10. Кого в романе М. М. Пришвина «Кащеева цепь» Курымушка называет таинственно: «Большой Голубой»?
11. Какая тайна Богообщения открылась автобиографическому герою романа М. М. Пришвина «Кащеева цепь»?
Темы докладов и рефератов
1. Архетип рая в творчестве М. М. Пришвина.
2. Тема пророчества и образ автора-пророка в прозе М. М. Пришвина.
3. «Любовь различающая» в онтологической концепции М. М. Пришвина.
4. Библейский метасюжет о братоубийственной розни Каина и Авеля в повести М. М. Пришвина «Мирская чаша».
5. Мотив продажи первородства за чечевичную похлебку в повести М. М. Пришвина «Мирская чаша».
6. Апокалиптические образы в повести М. М. Пришвина «Мирская чаша».
7. Мотив покаяния в прозе М. М. Пришвина.
8. Библейский миф об Адаме и Еве в творчестве М. М. Пришвина.

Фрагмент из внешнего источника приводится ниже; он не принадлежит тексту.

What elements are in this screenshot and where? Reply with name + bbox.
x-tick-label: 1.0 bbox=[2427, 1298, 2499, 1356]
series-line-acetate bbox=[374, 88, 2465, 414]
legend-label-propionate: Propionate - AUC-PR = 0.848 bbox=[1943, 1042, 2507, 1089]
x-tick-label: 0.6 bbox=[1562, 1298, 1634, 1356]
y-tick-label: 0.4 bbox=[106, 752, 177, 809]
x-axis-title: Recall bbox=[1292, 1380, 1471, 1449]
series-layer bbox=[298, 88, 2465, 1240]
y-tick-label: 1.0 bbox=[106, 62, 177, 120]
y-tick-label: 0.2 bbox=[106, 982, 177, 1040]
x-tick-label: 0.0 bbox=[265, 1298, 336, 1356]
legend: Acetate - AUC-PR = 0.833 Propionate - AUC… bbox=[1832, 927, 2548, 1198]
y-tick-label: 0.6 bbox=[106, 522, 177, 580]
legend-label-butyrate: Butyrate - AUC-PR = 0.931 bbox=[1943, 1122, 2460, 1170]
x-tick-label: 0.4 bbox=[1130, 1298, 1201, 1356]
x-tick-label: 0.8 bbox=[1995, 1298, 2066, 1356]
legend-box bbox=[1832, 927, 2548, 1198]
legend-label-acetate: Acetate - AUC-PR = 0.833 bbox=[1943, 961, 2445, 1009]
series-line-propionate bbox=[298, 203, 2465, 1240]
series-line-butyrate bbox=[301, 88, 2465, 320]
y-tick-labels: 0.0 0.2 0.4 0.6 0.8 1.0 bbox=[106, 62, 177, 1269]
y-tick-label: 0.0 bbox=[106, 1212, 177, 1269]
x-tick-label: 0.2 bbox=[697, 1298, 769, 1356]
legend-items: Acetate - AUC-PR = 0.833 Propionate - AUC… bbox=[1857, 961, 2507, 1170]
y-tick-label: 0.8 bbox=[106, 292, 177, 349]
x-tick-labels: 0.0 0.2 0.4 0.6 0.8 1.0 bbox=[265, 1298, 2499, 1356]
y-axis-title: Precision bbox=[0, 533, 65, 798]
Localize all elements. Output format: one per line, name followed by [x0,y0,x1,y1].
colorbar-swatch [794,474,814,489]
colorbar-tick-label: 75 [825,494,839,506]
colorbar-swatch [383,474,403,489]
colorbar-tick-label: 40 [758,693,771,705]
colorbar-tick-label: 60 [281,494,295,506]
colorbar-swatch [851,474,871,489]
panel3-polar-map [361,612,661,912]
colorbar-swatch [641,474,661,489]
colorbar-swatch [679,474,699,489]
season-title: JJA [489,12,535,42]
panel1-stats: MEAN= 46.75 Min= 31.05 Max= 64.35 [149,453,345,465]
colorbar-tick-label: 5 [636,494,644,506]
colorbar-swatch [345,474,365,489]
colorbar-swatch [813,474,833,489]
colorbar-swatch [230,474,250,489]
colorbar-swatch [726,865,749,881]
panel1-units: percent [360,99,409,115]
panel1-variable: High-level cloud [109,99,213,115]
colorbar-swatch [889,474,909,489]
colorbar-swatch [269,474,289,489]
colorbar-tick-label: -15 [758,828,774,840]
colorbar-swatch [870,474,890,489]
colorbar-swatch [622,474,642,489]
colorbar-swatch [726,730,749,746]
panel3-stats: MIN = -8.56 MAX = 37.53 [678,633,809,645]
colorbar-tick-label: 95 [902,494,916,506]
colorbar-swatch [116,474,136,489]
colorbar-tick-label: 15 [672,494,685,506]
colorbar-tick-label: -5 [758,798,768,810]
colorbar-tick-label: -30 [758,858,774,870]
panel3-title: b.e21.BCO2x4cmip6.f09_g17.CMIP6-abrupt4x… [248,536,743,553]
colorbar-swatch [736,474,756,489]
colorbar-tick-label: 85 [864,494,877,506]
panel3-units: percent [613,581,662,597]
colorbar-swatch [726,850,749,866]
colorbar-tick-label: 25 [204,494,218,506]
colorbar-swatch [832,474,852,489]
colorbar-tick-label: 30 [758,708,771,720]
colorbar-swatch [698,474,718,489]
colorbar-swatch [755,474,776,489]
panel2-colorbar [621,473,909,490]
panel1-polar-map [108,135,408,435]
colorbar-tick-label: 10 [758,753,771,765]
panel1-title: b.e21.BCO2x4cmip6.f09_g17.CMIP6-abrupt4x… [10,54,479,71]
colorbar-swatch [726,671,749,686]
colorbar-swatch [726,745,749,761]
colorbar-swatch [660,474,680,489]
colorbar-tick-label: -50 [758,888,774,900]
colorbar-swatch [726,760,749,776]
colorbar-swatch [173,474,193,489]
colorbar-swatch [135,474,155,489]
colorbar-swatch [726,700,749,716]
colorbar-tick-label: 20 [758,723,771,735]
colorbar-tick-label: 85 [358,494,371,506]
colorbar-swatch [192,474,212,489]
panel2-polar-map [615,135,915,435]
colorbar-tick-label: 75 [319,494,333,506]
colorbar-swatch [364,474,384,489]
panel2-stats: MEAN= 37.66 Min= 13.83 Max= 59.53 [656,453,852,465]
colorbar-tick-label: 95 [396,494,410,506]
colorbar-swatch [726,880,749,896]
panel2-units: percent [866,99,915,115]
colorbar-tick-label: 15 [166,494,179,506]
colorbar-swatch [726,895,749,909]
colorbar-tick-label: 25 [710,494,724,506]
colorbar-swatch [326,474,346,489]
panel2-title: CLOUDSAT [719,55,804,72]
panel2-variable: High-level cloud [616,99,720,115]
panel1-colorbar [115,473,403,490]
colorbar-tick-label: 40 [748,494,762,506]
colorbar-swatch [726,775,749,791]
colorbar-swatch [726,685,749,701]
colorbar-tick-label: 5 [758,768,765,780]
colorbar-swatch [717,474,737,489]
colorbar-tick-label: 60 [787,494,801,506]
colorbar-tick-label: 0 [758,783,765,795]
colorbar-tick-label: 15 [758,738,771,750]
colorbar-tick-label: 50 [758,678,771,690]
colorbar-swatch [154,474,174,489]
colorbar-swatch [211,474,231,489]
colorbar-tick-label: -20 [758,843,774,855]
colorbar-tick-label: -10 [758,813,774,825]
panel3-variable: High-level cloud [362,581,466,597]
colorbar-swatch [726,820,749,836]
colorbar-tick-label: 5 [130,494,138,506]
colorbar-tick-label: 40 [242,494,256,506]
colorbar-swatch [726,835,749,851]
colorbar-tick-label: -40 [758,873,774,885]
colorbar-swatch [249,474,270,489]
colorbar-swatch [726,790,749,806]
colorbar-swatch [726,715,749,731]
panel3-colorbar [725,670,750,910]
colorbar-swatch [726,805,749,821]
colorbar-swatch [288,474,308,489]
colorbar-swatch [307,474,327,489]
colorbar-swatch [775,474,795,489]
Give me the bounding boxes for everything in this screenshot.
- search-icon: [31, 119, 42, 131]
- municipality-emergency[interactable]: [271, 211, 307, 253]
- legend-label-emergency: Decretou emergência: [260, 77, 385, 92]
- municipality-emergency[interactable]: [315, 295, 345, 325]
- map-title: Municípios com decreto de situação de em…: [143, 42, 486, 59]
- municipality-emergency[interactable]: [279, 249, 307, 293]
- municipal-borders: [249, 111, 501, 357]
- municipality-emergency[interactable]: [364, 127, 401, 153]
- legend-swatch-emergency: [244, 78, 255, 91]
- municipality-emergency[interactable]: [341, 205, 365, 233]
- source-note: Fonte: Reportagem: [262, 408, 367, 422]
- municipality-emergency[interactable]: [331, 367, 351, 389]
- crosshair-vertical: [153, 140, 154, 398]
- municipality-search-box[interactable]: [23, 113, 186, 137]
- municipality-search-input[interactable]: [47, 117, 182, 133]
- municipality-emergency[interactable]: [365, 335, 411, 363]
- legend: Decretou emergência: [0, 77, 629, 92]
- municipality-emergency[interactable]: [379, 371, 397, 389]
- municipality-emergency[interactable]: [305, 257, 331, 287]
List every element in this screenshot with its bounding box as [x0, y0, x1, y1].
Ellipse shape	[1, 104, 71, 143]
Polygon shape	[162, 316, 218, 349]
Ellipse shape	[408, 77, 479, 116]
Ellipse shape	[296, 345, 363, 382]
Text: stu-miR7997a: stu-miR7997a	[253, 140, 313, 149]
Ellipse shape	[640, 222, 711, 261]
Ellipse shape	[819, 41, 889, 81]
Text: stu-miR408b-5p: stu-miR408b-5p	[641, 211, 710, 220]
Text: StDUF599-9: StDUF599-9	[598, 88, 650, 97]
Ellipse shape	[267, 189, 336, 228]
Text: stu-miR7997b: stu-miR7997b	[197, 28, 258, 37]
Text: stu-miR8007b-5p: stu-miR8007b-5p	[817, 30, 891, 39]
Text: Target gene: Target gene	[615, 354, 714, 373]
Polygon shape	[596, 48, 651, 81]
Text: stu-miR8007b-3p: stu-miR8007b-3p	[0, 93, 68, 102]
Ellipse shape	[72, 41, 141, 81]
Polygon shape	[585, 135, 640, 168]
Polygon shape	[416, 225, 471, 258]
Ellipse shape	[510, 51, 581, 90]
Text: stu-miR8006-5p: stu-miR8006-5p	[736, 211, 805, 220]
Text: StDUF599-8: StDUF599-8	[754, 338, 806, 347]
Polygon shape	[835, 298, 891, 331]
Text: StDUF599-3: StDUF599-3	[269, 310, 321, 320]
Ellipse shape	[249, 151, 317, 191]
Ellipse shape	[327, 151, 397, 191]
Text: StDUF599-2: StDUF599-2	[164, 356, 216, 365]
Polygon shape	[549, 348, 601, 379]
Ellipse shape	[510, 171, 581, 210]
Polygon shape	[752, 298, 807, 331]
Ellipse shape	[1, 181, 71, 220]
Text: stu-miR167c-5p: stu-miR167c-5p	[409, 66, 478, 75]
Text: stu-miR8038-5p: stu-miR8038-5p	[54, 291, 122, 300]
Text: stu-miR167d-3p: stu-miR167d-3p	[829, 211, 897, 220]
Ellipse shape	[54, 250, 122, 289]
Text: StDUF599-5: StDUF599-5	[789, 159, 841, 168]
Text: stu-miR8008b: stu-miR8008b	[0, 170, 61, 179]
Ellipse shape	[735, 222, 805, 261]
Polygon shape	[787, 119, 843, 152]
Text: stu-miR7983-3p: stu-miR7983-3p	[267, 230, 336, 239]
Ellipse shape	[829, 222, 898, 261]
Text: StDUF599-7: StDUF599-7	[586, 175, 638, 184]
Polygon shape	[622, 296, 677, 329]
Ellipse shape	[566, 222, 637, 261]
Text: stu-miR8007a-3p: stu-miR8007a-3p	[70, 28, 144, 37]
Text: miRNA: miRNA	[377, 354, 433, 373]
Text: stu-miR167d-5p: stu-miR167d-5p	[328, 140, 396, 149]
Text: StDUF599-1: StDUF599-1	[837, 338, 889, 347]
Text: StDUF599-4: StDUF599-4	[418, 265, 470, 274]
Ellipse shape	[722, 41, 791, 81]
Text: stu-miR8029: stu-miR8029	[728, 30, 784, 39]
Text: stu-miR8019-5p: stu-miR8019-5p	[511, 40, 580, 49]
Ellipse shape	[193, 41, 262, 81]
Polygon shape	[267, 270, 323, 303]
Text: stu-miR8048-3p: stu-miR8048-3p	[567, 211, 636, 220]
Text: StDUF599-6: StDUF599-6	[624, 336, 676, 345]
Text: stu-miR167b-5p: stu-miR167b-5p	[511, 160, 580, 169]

9. Концепт «земля» в романе М. М. Пришвина «Кащеева цепь»: библейский контекст.
10. Библейская мифологема богоборения Иакова в романе М. М. Пришвина «Кащеева цепь».
Библейский текст и его художественная трансформация в творчестве М. А. Булгакова
I
В 1930-е годы, в период напряженной работы над романом о Христе и дьяволе, настольной книгой М. А. Булгакова, по воспоминаниям его жены Л. Е. Белозерской-Булгаковой, была Библия [17, 139]. Интерес к Священному Писанию, которое хорошо знал сын профессора-богослова, не отличавшийся, впрочем, в юности особой религиозностью и бравировавший своим «неверием» [98, 69], начал осознанно проявляться у М. А. Булгакова в середине 20-х годов, ознаменовавшихся, с одной стороны, ожесточенным богоборчеством, решительно им осуждаемым, а с другой – новым всплеском религиозных исканий интеллигенции, названным впоследствии «второй волной» русского богословского Ренессанса. Один из ее ярчайших представителей Н. А. Бердяев (с ним М. А. Булгаков познакомился на заседаниях Вольной философской ассоциации в Москве [243, 25]), прозревая суть русской революции, представлявшейся ему «феноменом духовного и религиозного порядка» [25, 270], утверждал, что воцарившийся в России большевизм породит «новую мифологию» на «старом» библейском фундаменте.
В этом было нетрудно убедиться и М. А. Булгакову, наблюдавшему за построением советского миропорядка, призванного, по мысли его идеологов, воплотить давнюю мечту человечества о рае на земле. Все предпринимаемые для этого партией и ее боготворимым вождем конкретные шаги, приближающие заветный коммунизм, вполне естественно вызывали у писателя невольные ассоциации с библейскими «днями творения», венцом которых, согласно книге Бытия, явился человек, нареченный Адамом. «Нового человека», созданного из праха на обломках старого мира («У нас нет других кирпичей, нам строить не из чего» [202, 14], – сетовал В. И. Ленин), поистине «нового Адама», рожденного в горниле революции, пламенно проповедующего свою «красную» идею, презирающего духовно-небесное и абсолютизирующего материально-земное, начинает восторженно воспевать пролетарская литература и искусство.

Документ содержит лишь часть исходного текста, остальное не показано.